Friday, October 14, 2022

EcoMadres: Caregivers of Climate Change


Carolina Peña-Alarcón, director of Eco-Madres, engages visitors at Sandy Point State Park’s annual Hispanic Heritage Day. Photo by Roseanne Skirbel.

With the Chesapeake Bay as the backdrop, Carolina Peña-Alarcón prepares for a teachable moment about climate change at Sandy Point State Park near Annapolis during her annual celebration of Hispanic Heritage Month. Together with partners from the Maryland Park Service, the National Park Service Chesapeake, and the Maryland Department of Natural Resources, it has developed bilingual fact sheets, a renewable energy card game, and pictures of windmills and solar panels for kids to color in.

Peña-Alarcon is the director of the National Program for EcoMadres, which was founded four years ago as a grassroots project within the Moms Clean Air Force, itself a branch of the Environmental Defense Fund. “We are a community of over a million parents and caregivers united to educate and raise voices to protect the health of children and communities,” she said.

On a day of clear blue skies with seagulls circling above, I welcomed Eric Machado and his nine-year-old daughter from Honduras for a visit with relatives from the state who brought them here. Machado takes the subjects for his students back home where he works as a social studies teacher. “I like that they do it. It is important to be better informed,” he said. “It is no secret that environmental conditions in my country are not what we want,” he said, acknowledging that problems such as deforestation, soil erosion, and increased risks from severe weather are all exacerbated by Global warming.

Health risks higher among Hispanic children

Peña Alarcón’s mission is to raise awareness about health issues among Hispanic children and families, who are disproportionately affected, she says, by air pollution and exposure to chemical toxins. “Hispanic children represent one in six children in the United States and have a higher risk of asthma attacks exacerbated by air pollution than white children,” she said, referring to a study by the National Institutes of Health.
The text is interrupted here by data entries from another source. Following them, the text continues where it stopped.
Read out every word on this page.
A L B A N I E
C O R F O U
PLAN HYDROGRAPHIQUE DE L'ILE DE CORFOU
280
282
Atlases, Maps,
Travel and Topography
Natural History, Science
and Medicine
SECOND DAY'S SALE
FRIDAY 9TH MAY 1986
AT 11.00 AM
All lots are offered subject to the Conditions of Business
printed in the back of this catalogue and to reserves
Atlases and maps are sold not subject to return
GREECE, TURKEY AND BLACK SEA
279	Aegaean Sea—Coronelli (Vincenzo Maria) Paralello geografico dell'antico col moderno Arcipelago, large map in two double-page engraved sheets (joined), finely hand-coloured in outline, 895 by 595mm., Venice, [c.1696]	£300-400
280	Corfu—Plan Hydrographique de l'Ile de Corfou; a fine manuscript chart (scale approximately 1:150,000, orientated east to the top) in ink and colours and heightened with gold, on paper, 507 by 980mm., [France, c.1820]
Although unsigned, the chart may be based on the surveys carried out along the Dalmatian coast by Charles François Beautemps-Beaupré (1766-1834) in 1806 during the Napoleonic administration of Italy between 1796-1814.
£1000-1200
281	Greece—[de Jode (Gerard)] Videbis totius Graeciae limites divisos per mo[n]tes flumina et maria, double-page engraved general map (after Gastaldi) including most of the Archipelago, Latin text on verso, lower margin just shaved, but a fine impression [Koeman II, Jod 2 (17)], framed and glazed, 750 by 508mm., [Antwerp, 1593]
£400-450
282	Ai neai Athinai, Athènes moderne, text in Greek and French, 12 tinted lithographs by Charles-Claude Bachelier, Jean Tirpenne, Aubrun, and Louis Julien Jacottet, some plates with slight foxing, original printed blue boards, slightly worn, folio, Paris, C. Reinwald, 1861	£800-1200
“When there are opportunities like these, we are here,” she said, encouraging positive domestic steps such as paying electric school buses and taking advantage of government cuts to electric vehicles, measures woven into the Inflation Reduction Act, which was signed into law by President Biden in August. “[It’s] “The start we need,” she said in an online post, adding that the new legislation “will improve the health of communities with environmental justice concerns by reducing pollution, and increasing access to clean transportation, clean energy and green spaces.”

Peña-Alarcon has credentials to support what she preaches. She immigrated to the Washington region from Bolivia in her early twenties in 2001. She used an undergraduate degree in finance to obtain a diplomatic visa and worked with several UN agencies, the International Organization for Migration, the Pan American Health Organization, and the US National Renewable Energy Agency. Energy Lab, and the Organization of American States, where it promoted sustainable development beginning in 2004.

It takes worms to fish, which is the first lesson this young American girl from Honduras learns before fishing from shore on Hispanic Heritage Day at Sandy Point State Park, with gear on loan at the event. Photo by Roseanne Skirbel.

“I found my calling for environmental action there,” she said, adding a master’s degree in environmental and energy management to her growing resume. She led the push for the transition to renewable energy across the Caribbean from the OAS regional office in Saint Lucia. This situation coincided with Hurricane Thomas in 2010, among the most powerful storms to ever hit the island nation. Crops are destroyed, homes are washed away, key infrastructure destroyed, leaving in their wake, landslides flash floods, death, and homelessness.

From an international civil servant to a grassroots activism

As a witness to these events, Peña Alarcón says she gained new insights that will guide her work in the future.

After more than a decade of being involved in work on sustainable development, health and immigration issues in Latin America and the Caribbean, Peña-Alarcón’s next step was to embrace the grassroots environmental movement to volunteer locally with Anacostia Riverkeeper, Eco-Action Arlington, and Moms Clean Air Force, which led to her current job with EcoMadres and a refocusing of her career.

Latinos are the second largest voting bloc in the country, and also the fastest growing. This is one of the reasons why the Environmental Defense Fund has focused on engaging the Hispanic population. According to a 2021 PEW Center survey, the majority of Hispanic respondents report that global climate change and other environmental issues have affected their local communities.

This is where she feels she can make a difference, Peña-Alarcon says, meeting and talking with whoever comes to her table on this day, but also forging partnerships with environmental activists in many states, including in Maryland, where Latinos make Up to 12% of the population.

“We are educating the relationship between pollution, climate change and human health, so that the voices of people affected by air pollution are heard so that they can demand fair solutions for clean air and a livable planet from local and state-elected officials,” he said.

Peña-Alarcon will use its voting power for the first time in the midterm elections. She became a US citizen on September 24.